Publication year - 2020
Publication title -
plant biology
Language(s) - English
Resource type - Journals
SCImago Journal Rank - 0.871
H-Index - 87
eISSN - 1438-8677
pISSN - 1435-8603
DOI - 10.1111/plb.13123
Subject(s) - biology , salinity , stomatal conductance , agronomy , photosynthesis , anthesis , arbuscular mycorrhiza , water use efficiency , transpiration , horticulture , symbiosis , botany , cultivar , ecology , genetics , bacteria
Soil salinity severely affects and constrains crop production worldwide. Salinity causes osmotic and ionic stress, inhibiting gas exchange and photosynthesis, ultimately impairing plant growth and development.

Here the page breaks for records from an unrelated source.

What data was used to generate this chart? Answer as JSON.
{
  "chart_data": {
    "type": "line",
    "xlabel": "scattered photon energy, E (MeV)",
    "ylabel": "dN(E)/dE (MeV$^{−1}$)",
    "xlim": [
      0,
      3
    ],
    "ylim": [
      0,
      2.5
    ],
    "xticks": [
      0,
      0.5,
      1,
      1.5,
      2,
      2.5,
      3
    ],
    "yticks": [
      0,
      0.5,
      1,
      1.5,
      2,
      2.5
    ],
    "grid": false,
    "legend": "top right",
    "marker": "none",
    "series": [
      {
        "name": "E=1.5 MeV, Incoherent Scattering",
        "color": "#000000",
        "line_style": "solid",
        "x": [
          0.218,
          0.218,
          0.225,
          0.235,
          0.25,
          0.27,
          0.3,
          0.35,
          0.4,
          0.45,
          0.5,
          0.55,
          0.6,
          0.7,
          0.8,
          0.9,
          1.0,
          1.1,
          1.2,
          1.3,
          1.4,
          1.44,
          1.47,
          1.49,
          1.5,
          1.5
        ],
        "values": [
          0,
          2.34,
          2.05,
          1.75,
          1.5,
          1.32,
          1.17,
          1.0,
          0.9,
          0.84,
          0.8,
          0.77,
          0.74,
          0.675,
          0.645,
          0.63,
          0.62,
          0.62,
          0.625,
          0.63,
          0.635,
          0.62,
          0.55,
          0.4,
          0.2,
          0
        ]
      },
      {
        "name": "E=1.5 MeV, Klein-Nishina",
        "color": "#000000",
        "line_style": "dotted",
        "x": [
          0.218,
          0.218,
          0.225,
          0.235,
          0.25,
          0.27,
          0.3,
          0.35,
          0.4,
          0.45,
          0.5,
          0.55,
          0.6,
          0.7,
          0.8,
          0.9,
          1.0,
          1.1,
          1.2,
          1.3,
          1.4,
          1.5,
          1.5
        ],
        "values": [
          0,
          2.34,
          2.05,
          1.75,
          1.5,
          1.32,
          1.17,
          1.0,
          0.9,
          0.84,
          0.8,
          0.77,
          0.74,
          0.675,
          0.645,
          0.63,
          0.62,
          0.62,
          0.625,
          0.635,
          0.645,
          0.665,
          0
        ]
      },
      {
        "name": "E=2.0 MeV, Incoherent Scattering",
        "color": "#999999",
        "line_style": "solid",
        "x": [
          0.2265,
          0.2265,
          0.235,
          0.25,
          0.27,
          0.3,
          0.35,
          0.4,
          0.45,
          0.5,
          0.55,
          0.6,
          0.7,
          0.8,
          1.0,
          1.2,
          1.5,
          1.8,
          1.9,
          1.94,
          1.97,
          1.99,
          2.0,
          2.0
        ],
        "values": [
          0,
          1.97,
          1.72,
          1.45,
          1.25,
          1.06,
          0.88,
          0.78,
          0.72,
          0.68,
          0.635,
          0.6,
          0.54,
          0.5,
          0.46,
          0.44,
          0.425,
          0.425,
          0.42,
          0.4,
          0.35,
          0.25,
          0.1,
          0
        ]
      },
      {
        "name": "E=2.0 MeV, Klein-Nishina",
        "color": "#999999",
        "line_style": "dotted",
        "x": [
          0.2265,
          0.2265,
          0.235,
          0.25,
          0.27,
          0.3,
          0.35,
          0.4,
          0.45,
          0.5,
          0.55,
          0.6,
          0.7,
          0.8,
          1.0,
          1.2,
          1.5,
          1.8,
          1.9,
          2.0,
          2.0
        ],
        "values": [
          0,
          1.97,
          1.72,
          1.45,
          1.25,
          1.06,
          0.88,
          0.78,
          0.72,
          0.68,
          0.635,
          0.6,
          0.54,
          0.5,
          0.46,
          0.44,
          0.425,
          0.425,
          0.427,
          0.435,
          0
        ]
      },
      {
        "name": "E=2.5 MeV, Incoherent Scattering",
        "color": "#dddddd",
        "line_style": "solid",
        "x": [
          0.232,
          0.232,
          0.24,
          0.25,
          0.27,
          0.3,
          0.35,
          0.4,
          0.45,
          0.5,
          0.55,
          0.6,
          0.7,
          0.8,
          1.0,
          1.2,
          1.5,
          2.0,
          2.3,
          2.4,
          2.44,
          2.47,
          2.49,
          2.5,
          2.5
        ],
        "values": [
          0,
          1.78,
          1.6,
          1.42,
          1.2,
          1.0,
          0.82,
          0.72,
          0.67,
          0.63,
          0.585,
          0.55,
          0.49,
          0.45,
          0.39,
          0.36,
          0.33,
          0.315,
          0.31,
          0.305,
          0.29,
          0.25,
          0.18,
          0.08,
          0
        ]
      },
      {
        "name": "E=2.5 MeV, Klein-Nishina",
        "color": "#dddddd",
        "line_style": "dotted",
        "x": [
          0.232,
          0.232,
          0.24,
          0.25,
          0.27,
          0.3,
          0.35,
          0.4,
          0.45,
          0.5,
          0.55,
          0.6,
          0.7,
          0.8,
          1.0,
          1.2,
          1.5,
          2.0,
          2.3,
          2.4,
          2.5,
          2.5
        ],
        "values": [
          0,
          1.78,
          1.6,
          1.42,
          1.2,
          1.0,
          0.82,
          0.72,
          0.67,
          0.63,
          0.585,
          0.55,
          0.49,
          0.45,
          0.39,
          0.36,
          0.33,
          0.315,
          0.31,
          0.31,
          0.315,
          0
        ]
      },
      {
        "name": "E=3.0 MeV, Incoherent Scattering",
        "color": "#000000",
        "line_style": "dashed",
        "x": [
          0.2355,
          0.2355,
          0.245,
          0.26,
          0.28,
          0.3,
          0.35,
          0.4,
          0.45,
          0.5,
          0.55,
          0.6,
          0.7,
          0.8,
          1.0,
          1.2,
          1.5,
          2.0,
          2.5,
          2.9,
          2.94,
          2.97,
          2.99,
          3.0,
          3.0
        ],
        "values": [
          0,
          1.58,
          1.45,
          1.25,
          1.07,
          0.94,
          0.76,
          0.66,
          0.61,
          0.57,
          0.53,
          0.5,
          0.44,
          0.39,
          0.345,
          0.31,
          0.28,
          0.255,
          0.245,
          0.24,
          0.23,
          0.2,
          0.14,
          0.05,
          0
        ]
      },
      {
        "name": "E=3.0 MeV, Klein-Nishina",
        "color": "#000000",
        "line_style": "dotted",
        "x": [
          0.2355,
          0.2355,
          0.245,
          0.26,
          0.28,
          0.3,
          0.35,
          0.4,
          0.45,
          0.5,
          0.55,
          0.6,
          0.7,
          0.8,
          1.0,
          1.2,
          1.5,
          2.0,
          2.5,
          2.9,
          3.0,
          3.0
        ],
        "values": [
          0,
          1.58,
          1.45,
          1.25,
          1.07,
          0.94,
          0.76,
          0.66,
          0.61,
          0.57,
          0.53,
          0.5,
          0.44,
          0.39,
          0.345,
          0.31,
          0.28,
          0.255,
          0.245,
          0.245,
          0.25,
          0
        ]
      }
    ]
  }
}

Arbuscular mycorrhiza (AM) have been shown to maintain light and carbon use efficiency under stress, possibly providing a tool to improve salinity tolerance of the host plants. Thus, it was hypothesized that AM will contribute to improved growth and yield under stress conditions. Wheat plants ( Triticum aestivum L.) were grown with (AMF+) or without (AMF−) arbuscular mycorrhizal fungi (AMF) inoculation. Plants were subjected to salinity stress (200 m m NaCl) either at pre‐ or post‐anthesis or at both stages. Growth and yield components, leaf chlorophyll content as well as gas exchange parameters and AMF colonization were analysed. AM plants exhibited a higher rate of net photosynthesis and stomatal conductance and lower intrinsic water use efficiency. Furthermore, AM wheat plants subjected to salinity stress at both pre‐anthesis and post‐anthesis maintained higher grain yield than non‐AM salinity‐stressed plants. These results suggest that AMF inoculation mitigates the negative effects of salinity stress by influencing carbon use efficiency and maintaining higher grain yield under stress.